Kanadı kırık uçuş denemesi / Mehmet Hameş
Hangi sevinç acıdan büyük
sordun mu kendine
serçe niye masum
kartal niye gaddar
al şunu gözlerini sil
otur şuraya soluklan
ölüm mü, henüz belli değil
gördüğün rüyadan kalan
otur şuraya soluklan
kırlangıçların gidişine
ağıt yakan şu ağacın
geçmişini anlatayım sana
ebruli desenli baharın
renksiz kışların nefesi
gölgesinde dinlenen insanın
hallerini anlatayım sana
susuz yazlar geçti
yoksul kışlar
geçmişi barbar mevsimler
yakılmış şehirler gibi fena
oysa seherin titrekliğidir
yağmurun bildiğidir göl
kayanın devinimidir kum
umudun tükenmediği hayatta
kış uykusundan uyanınca
yenilermiş zehrini yılan
otur şuraya soluklan
öykümü anlatayım sana
‘pekmezin kaynadığı, tarhananın serildiği günlerde doğurdum seni’ derdi anam… okul giysilerim solgun, eprimiş olduğundan ezik ve utangaç bir çocuktum. kalemi terlemiş öğrenciydim ama gözlüksüz bir miyoptum. bazen öğretmenim sınavlarda beni unutup ön sıraya oturtmadığında, tahtadaki soruları göremediğim için boş kağıt verirdim ve dumura uğrardı düşlerim: kirpiklerim teneffüs zilini ıslatırdı, tembeller sınıfında kalırdım o yıl.

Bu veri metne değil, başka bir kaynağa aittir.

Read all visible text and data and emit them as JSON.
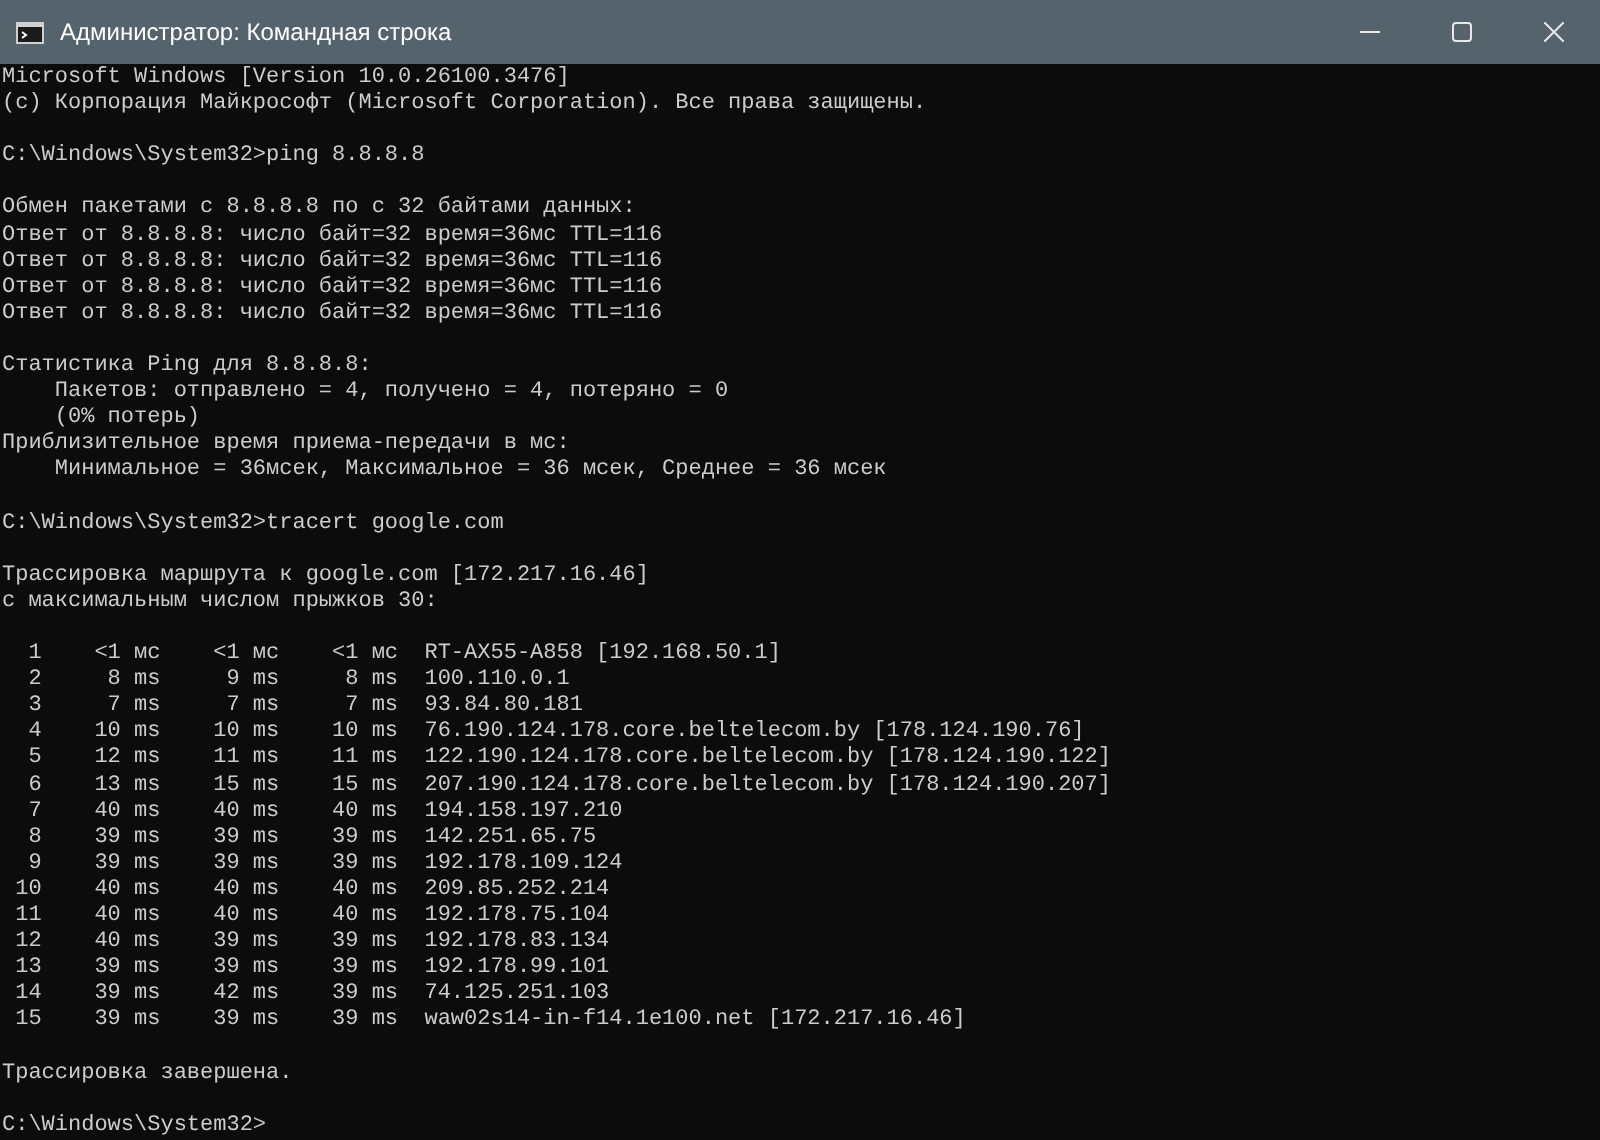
{
  "window": {
    "title": "Администратор: Командная строка"
  },
  "console": {
    "blocks": [
      {
        "lines": [
          "Microsoft Windows [Version 10.0.26100.3476]",
          "(c) Корпорация Майкрософт (Microsoft Corporation). Все права защищены."
        ]
      },
      {
        "lines": [
          "C:\\Windows\\System32>ping 8.8.8.8"
        ]
      },
      {
        "lines": [
          "Обмен пакетами с 8.8.8.8 по с 32 байтами данных:",
          "Ответ от 8.8.8.8: число байт=32 время=36мс TTL=116",
          "Ответ от 8.8.8.8: число байт=32 время=36мс TTL=116",
          "Ответ от 8.8.8.8: число байт=32 время=36мс TTL=116",
          "Ответ от 8.8.8.8: число байт=32 время=36мс TTL=116"
        ]
      },
      {
        "lines": [
          "Статистика Ping для 8.8.8.8:",
          "    Пакетов: отправлено = 4, получено = 4, потеряно = 0",
          "    (0% потерь)",
          "Приблизительное время приема-передачи в мс:",
          "    Минимальное = 36мсек, Максимальное = 36 мсек, Среднее = 36 мсек"
        ]
      },
      {
        "lines": [
          "C:\\Windows\\System32>tracert google.com"
        ]
      },
      {
        "lines": [
          "Трассировка маршрута к google.com [172.217.16.46]",
          "с максимальным числом прыжков 30:"
        ]
      },
      {
        "lines": [
          "  1    <1 мс    <1 мс    <1 мс  RT-AX55-A858 [192.168.50.1]",
          "  2     8 ms     9 ms     8 ms  100.110.0.1",
          "  3     7 ms     7 ms     7 ms  93.84.80.181",
          "  4    10 ms    10 ms    10 ms  76.190.124.178.core.beltelecom.by [178.124.190.76]",
          "  5    12 ms    11 ms    11 ms  122.190.124.178.core.beltelecom.by [178.124.190.122]",
          "  6    13 ms    15 ms    15 ms  207.190.124.178.core.beltelecom.by [178.124.190.207]",
          "  7    40 ms    40 ms    40 ms  194.158.197.210",
          "  8    39 ms    39 ms    39 ms  142.251.65.75",
          "  9    39 ms    39 ms    39 ms  192.178.109.124",
          " 10    40 ms    40 ms    40 ms  209.85.252.214",
          " 11    40 ms    40 ms    40 ms  192.178.75.104",
          " 12    40 ms    39 ms    39 ms  192.178.83.134",
          " 13    39 ms    39 ms    39 ms  192.178.99.101",
          " 14    39 ms    42 ms    39 ms  74.125.251.103",
          " 15    39 ms    39 ms    39 ms  waw02s14-in-f14.1e100.net [172.217.16.46]"
        ]
      },
      {
        "lines": [
          "Трассировка завершена."
        ]
      },
      {
        "lines": [
          "C:\\Windows\\System32>"
        ]
      }
    ]
  }
}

ceylan gözleri duru nehirlere benzer
tuzsuz göller turna kanatlarına
yurdu vurulmuş çocuklara benzer
beni kederlendiren şu bakışın
sararan, savrulan yapraklar son yazı çiziyordu boşluğa. soframda şenleniyordu tohum. buluttan gebe kalan gök biteviye kar yolluyordu başıma. çakal cesaretli zamanda ilerliyordum. dağlar ırmaklar aşıyor, kardelenler açtırıyordum omuzlarımda. karlı pekmezle kanımı ısıtıyor, geyik yalnızlığına sarınıp yatıyor, kalkıyordum. kıraç toprağın umudu, azgın yağmurların bereketi iniyor, diniyordu. ovaların renkli rüyası, dağların alası bahar gelip geçiyordu… sözcüklerin gizini çözmeyi çok seviyor, yazıların diliyle yaşamı sorgulamaya bayılıyordum. mevsimler mevsimleri kucakladıkça yeni yeni kitaplara ulaşırken kahramanlar kaybolmayan gölgem gibi beni izliyor, her kitaptan sonra ayrı bir ruha bürünüyordu ve ben yeni kimlikler ediniyordum. içimde çığlık atan çocuğu zapt edemeyip erkenden yazının sofrasına çıkınımı açtım.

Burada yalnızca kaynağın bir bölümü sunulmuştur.